Thursday, May 7, 2020

Day 43 in the big brother house





When I took this photo of the old markets as they were demolished I thought of the Paul Nash painting. I first encountered  sea ice in York art gallery it is the painting that first drew me to art.  The image fits my memory of a lonely younger childhood and the fact I was always in the gallery on my own reminds me of this isolation.  Both images remind me of the first world war and the melancholic beauty of isolation,  feeling a long way away from the rest of the world and other people.

I'm writing to avoid reading.  I'm grinding through a thousand Plateaus and really enjoying the densely packed text.  I have done a close reading of the Nomadic war machine plateau and I am much the wiser though not in a conventional this is what it says way.  I am struck by the connections to Ruskin; the ideas of the Gothic and the idea of a "life force" seem very close to a Ruskinian way of thinking about the world.  I have found some writing about this but it's marginal, few of the writers actually bother to "get' Ruskin, to feel his orietation.  I suppose scholars are worlds apart in terms of areas of interest and nobody really sees the political critique in Ruskin unless you read him as a friend that needs forgiving.

In the bath this morning I had a thought about the ideas I was working with before Christmas and how this related to residency.   When Kate actually realised that the residency I kept speaking of was within  ESRI she referred to it as Russian dolls, I liked this. However as one doll opens you need to open a another  this unveiling requires a new layer of smoke and mirror.  A layer of the secret plan is exposed and somehow I needed to take the flow underground again. The secret plan only really works in terms of giving a direction of flow when it is submerged; on the surface it is to easy to know.  This is how clever scholars like Massumi use Deleuze they ingest him and then puke and shit him all over the world. As Massumi quotes Becket - Habit chains the dog to his own vomit. 

The interesting thing is that I was chained to my habits of residency at the start of the PhD process and I was trundling along fine in the bubble of my own world.  I thought that residency was a way that artists learnt to be present in new spaces, to understand them from a different perspective but to learn to dwell or bide a while in their own way. This way of working requires a settling in and a location of positions to map yourself into.  Reading about nomadology this week I have decided that this is the true nature of the residency, not the settling but the moving differently through space.  I think that the issue is that this moving often requires a strong subjective and to an extent fixed to a person to provide a sense of what is moving.  In simple terms this could be artistic expertise or institutional validation of a practice.  Because we are moving then we need to know where our edges are so we can move them along with us.  

What thinking the residency through the nomad can do is recognise the state of movement which is not related to fixed points.  Mostly when we think of movement we think about a journey that takes us from one place to another through a space which is mapped or mappable ( Striated).   The Nomad does not offer  a different way of moving it affords a different perception of space.
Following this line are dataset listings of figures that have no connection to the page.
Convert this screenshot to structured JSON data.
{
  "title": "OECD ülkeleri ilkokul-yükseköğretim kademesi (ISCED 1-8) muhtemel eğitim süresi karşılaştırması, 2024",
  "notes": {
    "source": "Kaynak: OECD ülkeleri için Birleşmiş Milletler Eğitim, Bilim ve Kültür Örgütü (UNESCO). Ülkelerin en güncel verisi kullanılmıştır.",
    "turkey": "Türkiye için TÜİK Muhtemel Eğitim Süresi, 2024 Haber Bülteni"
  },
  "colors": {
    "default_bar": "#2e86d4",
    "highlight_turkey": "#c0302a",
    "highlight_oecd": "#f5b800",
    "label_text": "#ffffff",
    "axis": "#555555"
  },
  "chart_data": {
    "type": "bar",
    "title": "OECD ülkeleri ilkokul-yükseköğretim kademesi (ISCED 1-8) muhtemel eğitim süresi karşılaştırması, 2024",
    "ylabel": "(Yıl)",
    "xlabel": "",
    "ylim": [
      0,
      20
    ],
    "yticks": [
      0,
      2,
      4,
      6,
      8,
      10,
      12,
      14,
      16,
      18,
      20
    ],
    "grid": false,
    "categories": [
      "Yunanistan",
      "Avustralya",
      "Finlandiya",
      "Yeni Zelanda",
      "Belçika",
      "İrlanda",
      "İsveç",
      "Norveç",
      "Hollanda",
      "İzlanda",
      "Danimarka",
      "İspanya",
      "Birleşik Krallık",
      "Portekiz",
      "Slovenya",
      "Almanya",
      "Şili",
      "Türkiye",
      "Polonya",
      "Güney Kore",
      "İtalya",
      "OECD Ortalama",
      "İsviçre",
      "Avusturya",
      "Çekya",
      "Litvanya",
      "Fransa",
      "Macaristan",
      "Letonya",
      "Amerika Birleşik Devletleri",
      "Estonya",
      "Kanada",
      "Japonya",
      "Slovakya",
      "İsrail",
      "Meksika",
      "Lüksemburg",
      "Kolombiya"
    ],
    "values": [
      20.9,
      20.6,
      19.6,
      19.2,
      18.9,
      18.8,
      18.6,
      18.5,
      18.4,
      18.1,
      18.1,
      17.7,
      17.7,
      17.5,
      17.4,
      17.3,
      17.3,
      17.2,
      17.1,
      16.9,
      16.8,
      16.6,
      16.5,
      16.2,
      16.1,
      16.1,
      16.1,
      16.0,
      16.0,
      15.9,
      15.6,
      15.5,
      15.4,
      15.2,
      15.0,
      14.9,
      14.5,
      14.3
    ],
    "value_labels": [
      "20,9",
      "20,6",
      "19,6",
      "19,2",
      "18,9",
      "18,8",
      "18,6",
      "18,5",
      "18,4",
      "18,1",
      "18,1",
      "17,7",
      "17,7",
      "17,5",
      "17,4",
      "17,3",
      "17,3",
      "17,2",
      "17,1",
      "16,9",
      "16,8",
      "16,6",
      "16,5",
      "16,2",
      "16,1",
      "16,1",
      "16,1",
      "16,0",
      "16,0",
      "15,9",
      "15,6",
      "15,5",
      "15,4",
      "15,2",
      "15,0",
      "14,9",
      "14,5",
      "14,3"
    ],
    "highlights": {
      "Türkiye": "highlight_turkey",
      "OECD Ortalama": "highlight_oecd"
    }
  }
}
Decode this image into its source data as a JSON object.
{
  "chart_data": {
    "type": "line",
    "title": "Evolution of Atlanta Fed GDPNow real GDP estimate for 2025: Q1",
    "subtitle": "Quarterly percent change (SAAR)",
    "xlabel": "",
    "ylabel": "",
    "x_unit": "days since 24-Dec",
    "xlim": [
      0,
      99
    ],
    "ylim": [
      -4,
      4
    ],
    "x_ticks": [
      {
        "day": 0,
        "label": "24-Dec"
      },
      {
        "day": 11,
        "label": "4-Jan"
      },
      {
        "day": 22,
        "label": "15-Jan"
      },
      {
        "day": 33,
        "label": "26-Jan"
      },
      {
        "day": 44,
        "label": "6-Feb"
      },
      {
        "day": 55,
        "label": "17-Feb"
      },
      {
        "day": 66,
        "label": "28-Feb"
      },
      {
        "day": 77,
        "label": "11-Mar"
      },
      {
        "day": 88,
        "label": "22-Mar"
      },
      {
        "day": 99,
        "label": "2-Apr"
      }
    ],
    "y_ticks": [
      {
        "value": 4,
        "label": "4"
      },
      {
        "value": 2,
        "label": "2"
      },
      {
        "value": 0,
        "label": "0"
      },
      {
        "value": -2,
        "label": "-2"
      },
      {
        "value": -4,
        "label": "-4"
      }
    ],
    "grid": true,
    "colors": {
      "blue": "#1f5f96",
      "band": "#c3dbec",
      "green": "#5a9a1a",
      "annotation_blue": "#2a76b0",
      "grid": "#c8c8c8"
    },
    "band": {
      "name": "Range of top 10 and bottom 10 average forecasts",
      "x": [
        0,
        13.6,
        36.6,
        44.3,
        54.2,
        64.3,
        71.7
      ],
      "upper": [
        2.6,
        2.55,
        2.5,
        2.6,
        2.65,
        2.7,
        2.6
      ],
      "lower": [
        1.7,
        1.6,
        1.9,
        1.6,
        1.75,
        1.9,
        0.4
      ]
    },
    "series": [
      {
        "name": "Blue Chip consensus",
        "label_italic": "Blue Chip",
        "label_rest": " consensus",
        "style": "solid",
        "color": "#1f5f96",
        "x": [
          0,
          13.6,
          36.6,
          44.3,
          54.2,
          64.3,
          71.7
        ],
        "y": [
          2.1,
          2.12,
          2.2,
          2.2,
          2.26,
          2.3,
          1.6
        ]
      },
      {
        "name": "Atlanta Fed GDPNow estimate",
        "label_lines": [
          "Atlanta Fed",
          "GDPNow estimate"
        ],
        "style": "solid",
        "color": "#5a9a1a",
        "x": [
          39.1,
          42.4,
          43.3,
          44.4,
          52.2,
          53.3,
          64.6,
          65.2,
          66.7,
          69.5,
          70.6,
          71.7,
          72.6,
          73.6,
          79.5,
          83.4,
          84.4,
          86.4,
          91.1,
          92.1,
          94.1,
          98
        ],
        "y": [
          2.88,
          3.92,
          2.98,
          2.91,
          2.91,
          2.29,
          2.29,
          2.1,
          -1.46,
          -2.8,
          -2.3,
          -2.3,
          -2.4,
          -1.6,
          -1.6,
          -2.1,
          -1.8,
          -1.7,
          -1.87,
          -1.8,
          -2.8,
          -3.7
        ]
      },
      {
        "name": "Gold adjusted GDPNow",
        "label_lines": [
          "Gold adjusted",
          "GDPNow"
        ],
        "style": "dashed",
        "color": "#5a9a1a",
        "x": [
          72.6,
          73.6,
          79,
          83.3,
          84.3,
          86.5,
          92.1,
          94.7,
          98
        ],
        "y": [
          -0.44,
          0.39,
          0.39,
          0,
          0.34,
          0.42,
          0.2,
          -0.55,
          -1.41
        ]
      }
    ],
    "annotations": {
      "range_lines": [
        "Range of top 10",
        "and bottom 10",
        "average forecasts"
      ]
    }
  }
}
Here space is open we can only travel through and between and there are no fixed locations, the desert and the steppe are unmapable ( smooth).  I think that this can make a new sense of residency and change the focus.  It requires a break with traditions and ideas of mastery expertise and training.  It asks questions of different types of knowing, a knowing that is to do with movement and not dwelling.  The contribution of nomadology is to suggest that the sets of relations or the assemblages are within a different space.  However much we strive for an alternative methods to understand the world the Universities construction of knowledge paradigms are exemplars of Striated rather than smooth space.  The Nomad is a nice way to think of myself and to explain away my lightness and inability to attach myself to territory.  The interesting thought from new materialism is what happens if the boundary of ourselves is less defined, if we think of flows and life forces rather than mastery and intentions.  I was thinking this through Dewey and the idea of art as always in process with no concept of finished object.  Perhaps this is what needs to be explained in a felt way, moved towards through a practice that is not located within a person. These thoughts are hard and useful.  In the Russian doll of my residency at ESRI I don't really find or feel this kind of thinking. When I encounter thought at the university it happens on the surface of things, what is thought to be underneath is not really changed.

I started writing this as a return to thinking about the post -qualitative and  why it was important.  I have tried to explain this to people outside of universities and it seems really pointless.  For most people and for me when I was outside the university the really good thing that it could offer was a structured approach and structured thought.  For example a discourse analysis can point to how a text reinforces patriarchy. An ethnographic study can draw attention to important parts of culture that  are normally obscure.  This system at its edges looks to nomadology to crack some of its striations, to frack the system to let out something useful, the rhizome replaces the Arbor because the tree can only produce a certain type of fruit. The university however remains an orchard cultivating the same apples and pears.  When I started this work I was a vagabond, journeyman,  itinerant,  diddycoy I have been taken in but the shelter I've been offered is not really a good fit.  I enjoy been on the outside of the glass house so I can through stones.